3.3. Specificity Analysis

To investigate the performance of this aptasensing method for the highly selective recognition of FB1 over other substances, mycotoxin standard substances including AFB1, AFM1, and OTA were respectively measured at the same concentration of 5 ng mL−1. The analytical protocol was identical to that of FB1 determination.

3.4. Practicability Analysis of This Aptasensing Platform

The proposed aptasensing method was realized for quantitative detection of FB1 in wheat flour samples for practicability analysis. The prepared samples were spiked with 2 mL of FB1 at concentrations of 0, 1.5, 8, and 15 ng mL−1, respectively, and were operated in triplicate, achieving final levels of 0, 1.5, 8, and 15 μg kg−1. Each sample was accurately weighed (2.00 ± 0.05 g), and extraction of the samples was performed with 2 mL of extraction solution (50% methanol in water). Subsequently, the obtained mixtures were filtrated via a syringe filter (0.45 μm) three times. Eventually, the filtrates were collected and monitored by the amplified aptasensing experiments and the ELISA method.
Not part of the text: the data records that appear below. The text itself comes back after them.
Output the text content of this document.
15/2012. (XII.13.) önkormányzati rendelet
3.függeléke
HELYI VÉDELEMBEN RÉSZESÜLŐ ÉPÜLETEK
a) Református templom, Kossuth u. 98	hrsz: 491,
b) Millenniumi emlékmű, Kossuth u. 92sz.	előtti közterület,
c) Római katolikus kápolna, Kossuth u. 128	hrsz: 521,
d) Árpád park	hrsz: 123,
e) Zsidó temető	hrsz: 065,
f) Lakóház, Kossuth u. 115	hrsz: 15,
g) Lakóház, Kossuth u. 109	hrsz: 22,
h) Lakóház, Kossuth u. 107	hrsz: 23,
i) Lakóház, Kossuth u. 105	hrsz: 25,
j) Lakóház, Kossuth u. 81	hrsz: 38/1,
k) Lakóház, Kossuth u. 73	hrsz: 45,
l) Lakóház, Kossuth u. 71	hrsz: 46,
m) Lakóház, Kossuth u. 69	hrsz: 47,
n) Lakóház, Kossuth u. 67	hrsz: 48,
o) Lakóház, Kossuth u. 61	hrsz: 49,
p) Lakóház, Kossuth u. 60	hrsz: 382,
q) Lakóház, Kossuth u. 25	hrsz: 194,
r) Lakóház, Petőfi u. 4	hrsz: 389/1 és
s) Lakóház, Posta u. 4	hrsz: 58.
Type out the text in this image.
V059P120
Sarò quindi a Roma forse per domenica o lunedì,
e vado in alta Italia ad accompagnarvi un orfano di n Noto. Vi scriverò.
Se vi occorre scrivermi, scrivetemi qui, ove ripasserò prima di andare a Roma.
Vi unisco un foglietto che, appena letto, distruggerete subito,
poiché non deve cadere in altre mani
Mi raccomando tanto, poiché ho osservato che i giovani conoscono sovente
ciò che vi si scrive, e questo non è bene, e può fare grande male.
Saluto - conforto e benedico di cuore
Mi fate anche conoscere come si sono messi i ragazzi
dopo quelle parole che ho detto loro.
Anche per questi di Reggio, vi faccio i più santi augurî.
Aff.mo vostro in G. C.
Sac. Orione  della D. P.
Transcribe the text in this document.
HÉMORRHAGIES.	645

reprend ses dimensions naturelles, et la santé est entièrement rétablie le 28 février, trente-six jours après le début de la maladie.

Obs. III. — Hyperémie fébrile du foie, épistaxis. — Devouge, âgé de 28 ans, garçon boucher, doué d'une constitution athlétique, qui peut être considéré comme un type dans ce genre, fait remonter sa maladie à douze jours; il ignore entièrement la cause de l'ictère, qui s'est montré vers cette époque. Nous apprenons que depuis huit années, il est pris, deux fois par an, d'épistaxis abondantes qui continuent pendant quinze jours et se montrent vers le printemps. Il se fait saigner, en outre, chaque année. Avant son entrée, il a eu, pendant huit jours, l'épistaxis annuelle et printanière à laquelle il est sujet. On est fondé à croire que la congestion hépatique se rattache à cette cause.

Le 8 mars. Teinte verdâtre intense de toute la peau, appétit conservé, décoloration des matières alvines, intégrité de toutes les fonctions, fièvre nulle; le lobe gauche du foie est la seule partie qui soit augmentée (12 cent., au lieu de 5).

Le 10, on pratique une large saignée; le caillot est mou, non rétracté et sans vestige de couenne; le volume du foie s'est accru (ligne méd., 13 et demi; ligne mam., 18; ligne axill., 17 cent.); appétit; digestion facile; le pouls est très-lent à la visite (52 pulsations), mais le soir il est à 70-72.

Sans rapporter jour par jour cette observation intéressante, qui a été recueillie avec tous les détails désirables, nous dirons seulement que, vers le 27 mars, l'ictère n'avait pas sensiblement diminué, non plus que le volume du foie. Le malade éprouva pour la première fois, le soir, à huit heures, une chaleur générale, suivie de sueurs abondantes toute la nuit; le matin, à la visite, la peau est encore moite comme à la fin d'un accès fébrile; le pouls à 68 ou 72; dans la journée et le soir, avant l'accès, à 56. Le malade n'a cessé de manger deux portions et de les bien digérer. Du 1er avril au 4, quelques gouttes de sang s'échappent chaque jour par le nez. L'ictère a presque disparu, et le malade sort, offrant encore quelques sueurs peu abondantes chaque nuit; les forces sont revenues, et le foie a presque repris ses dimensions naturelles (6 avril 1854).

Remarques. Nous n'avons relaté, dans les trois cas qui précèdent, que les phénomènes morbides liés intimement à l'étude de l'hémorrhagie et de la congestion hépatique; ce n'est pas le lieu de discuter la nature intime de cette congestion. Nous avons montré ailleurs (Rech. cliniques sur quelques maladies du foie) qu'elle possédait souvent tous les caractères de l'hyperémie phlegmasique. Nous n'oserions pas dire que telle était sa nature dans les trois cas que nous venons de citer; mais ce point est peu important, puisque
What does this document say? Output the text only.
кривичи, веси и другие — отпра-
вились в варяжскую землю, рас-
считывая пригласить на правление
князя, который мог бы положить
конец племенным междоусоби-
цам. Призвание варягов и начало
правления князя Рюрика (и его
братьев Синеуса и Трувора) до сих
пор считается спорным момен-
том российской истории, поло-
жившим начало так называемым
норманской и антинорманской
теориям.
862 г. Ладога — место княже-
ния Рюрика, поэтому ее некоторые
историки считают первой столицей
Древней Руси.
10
3.5. Statistical Analysis of the Experiment Results

Standard deviations (SDs) and means of fluorescent intensities were achieved in triplicate. The calibration curve standards and samples for detection of FB1 were performed from three replicates. Fluorescence emission spectra curves toward FB1 determination were plotted by using Origin 8.0 software (OriginLab Corporation, Northampton, MA, USA). Linear regression analysis was achieved with Microsoft Excel between fluorescent signals and concentrations of FB1.

4. Conclusions

In this work, a novel, sensitive, and accurate aptasensor for amplified and specific detection of FB1 was firstly introduced, which relies on the GO and DNase I-induced target cycling and signal enhancement strategies. A wide dynamic range from 0.5 to 20 ng mL−1 was achieved between the fluorescence intensity and concentrations of FB1, its detection of limit was determined to be 0.15 ng mL−1, which is sensitive and compatible with the current methods. In addition, the specific tests and practical analysis performance were also investigated by detecting different mycotoxins and real wheat flour samples. Compared to the previous methods reported in the literature, this novel fluorescent sensing platform exhibited advantages such as ease of operation, excellent sensitivity, and selectivity, as well as low cost (several hundred dollars). Moreover, this proposed approach allowed point-of-care testing since it only took 5 min to complete the analysis detection; in particular, it is well-known that hand-held fluorometers, cover the emission spectra in the range 590–690 nm, and have been widely developed in fluorescent sensing platform. Therefore, the fabricated aptasensor coupled with hand-held fluorometers opens up a new horizon for on-site detection of FB1. Given the promising potential of this developed fluorescent aptasensor, future studies are expected to improve the detection efficiency and applicability for food safety.